Voted the city with the best quality of life in Germany, this metropolis just north of Cologne on the Rhine River offers a fashionable welcome to visitors. Its congress center hosts some of Europe’s major trade shows, while its chic Königsallee, a tree-lined shopping street fondly called the Kö, is home to every designer boutique imaginable. To sample Düsseldorf’s less stuffy ambience, head to Old Town, where each night crowds of young locals descend to slurp huge steins of pilsner and feast on pork knuckles.
Don’t Miss: Allow time for a visit to Schloss Benrath, a circa-1755 Rococo palace set on expansive, parklike grounds and home to a trio of museums.
This colorful colonial city near Lake Nicaragua was founded in 1524 by conquistador Francisco Hernández de Córdoba in honor of his Spanish birthplace, making it the oldest city in Central America. Its buildings are awash mostly in pale yellows and greens and are topped with orange clay roof tiles. Granada’s distinctive canary-hued cathedral, constructed in 1583, rebuilt in 1880, and still the city’s most prominent landmark, is Neoclassical in design. Also postcard-perfect is the distinctive periwinkle facade of San Francisco Convent and Church.

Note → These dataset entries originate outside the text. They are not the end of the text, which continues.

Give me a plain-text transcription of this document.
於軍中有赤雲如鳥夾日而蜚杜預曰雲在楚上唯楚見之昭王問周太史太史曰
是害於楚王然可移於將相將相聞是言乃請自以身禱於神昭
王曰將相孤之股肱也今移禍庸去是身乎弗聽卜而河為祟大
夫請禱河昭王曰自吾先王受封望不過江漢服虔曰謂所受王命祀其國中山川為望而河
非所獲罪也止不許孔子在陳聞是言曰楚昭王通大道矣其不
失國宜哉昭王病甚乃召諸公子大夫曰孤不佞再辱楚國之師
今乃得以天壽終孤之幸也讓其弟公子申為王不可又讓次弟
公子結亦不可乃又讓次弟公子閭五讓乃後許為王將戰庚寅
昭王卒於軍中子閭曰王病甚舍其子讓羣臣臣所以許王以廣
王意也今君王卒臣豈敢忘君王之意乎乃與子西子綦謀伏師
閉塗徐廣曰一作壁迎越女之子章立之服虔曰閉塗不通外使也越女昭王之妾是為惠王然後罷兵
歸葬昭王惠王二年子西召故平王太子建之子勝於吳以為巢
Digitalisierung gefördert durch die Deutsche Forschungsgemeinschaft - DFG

Stay in a Spanish-colonial mood at La Gran Francia, a romantic, 21-room hotel in the heart of town.
Don’t Miss: Visit on a Friday night, known as Noche de Serenatas, when bands of troubadours and mariachis fill the streets with song.

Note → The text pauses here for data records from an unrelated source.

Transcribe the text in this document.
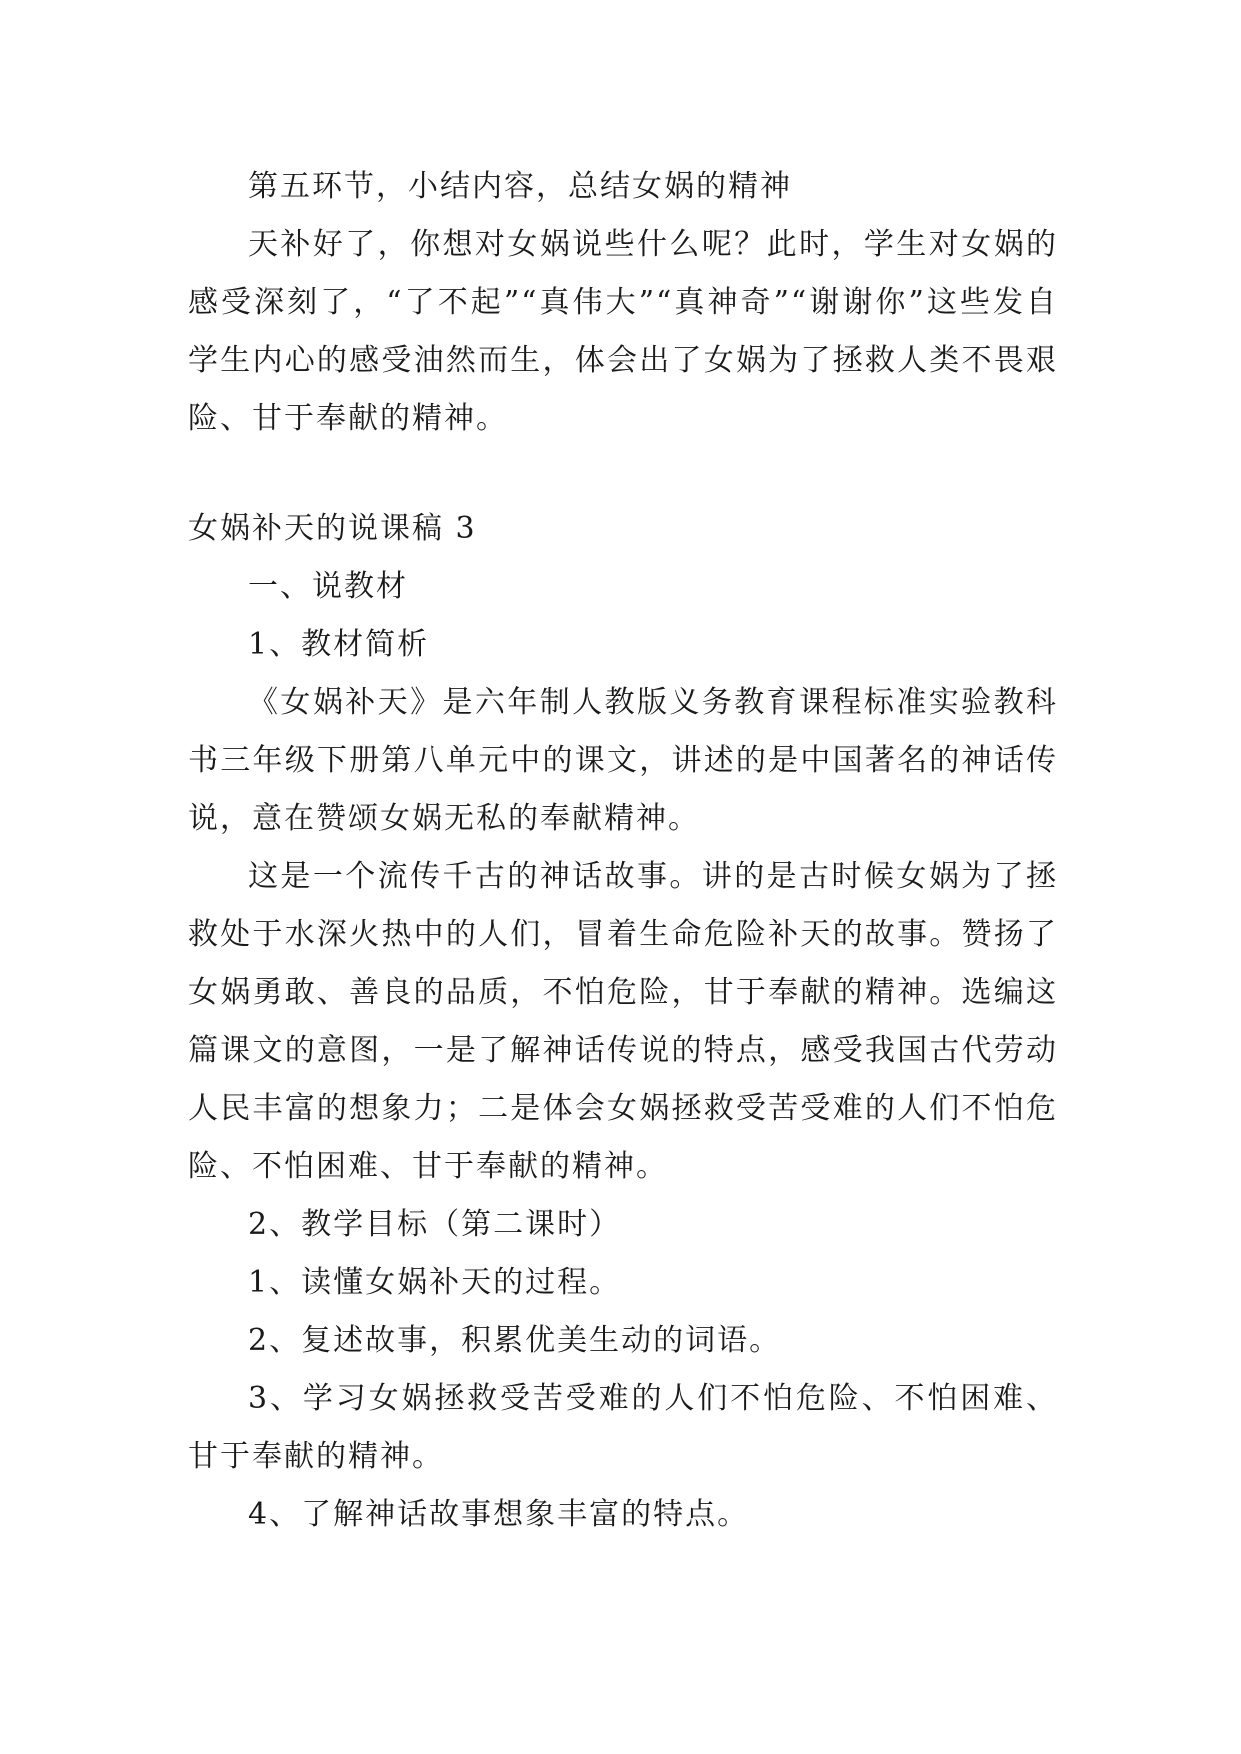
第五环节，小结内容，总结女娲的精神

天补好了，你想对女娲说些什么呢？此时，学生对女娲的感受深刻了，“了不起”“真伟大”“真神奇”“谢谢你”这些发自学生内心的感受油然而生，体会出了女娲为了拯救人类不畏艰险、甘于奉献的精神。

女娲补天的说课稿 3

一、说教材

1、教材简析

《女娲补天》是六年制人教版义务教育课程标准实验教科书三年级下册第八单元中的课文，讲述的是中国著名的神话传说，意在赞颂女娲无私的奉献精神。

这是一个流传千古的神话故事。讲的是古时候女娲为了拯救处于水深火热中的人们，冒着生命危险补天的故事。赞扬了女娲勇敢、善良的品质，不怕危险，甘于奉献的精神。选编这篇课文的意图，一是了解神话传说的特点，感受我国古代劳动人民丰富的想象力；二是体会女娲拯救受苦受难的人们不怕危险、不怕困难、甘于奉献的精神。

2、教学目标（第二课时）

1、读懂女娲补天的过程。

2、复述故事，积累优美生动的词语。

3、学习女娲拯救受苦受难的人们不怕危险、不怕困难、甘于奉献的精神。

4、了解神话故事想象丰富的特点。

Best known for hosting the 1988 Winter Olympics (when the Jamaican bobsled team made headlines) and the Calgary Stampede (the world’s most famous rodeo) for 10 days each July, Alberta’s largest city effortlessly mixes skyscrapers and spurs. With a population of 1.07 million, this city of glass and steel built on cattle and oil exudes urban-cowboy confidence within easy driving distance of pristine wilderness. Attractions include Stephen Avenue Walk, a promenade lined with restored early 20th-century sandstone buildings, and a buzzing Chinatown anchored by the Chinese Cultural Centre. More local flavor is on tap at cowboy bars like Ranchman’s.
Don’t Miss: Take it all in from the observation deck of the 525-foot Calgary Tower, which served as the world’s tallest Olympic torch.
A three-hour TGV ride from Paris, this UNESCO World Heritage port city in southwest France has undergone a facelift of Renaissance proportions over the past 15 years. Its once-grimy period facades have been scrubbed clean, the desolate quays along the Garonne River have sprung to life with grass-lined bicycle paths, and a futuristic tram winds through its streets with style and efficiency. Standout sights include the Place de la Bourse, with its panoramic reflecting pool, and the Museum of Contemporary Art. Stay at the opulent 150-room Regent Grand Hotel Bordeaux, and plan day trips to vineyards in nearby Medoc and St.-Emilion.
Don’t Miss: Reserve a table at La Tupina to savor hearty regional fare such as fire-roasted black pig and French fries prepared in duck fat.
Durban, South Africa
Like a peppery, multicultural soup, this fascinating and sunny city of three million people overlooks the Indian Ocean in KwaZulu-Natal state and offers the most diverse ambience in South Africa—plus some of its best swimming and surfing, on beaches with names like Bay of Plenty and Blue Lagoon. Called Durbs or Thekwini (“sea” in the Zulu language), Durban has high-rise hotels mixed with historic Victorian and Art Deco buildings, a dozen museums, impressive Botanic Gardens, and an Indian population of about one million that’s had a strong influence on the city’s cuisine—curry flavors many local dishes.
Don’t Miss: Feel like a giant as you stroll through Mini Town, a replica of the city done to 1/24 scale and located on the beachfront.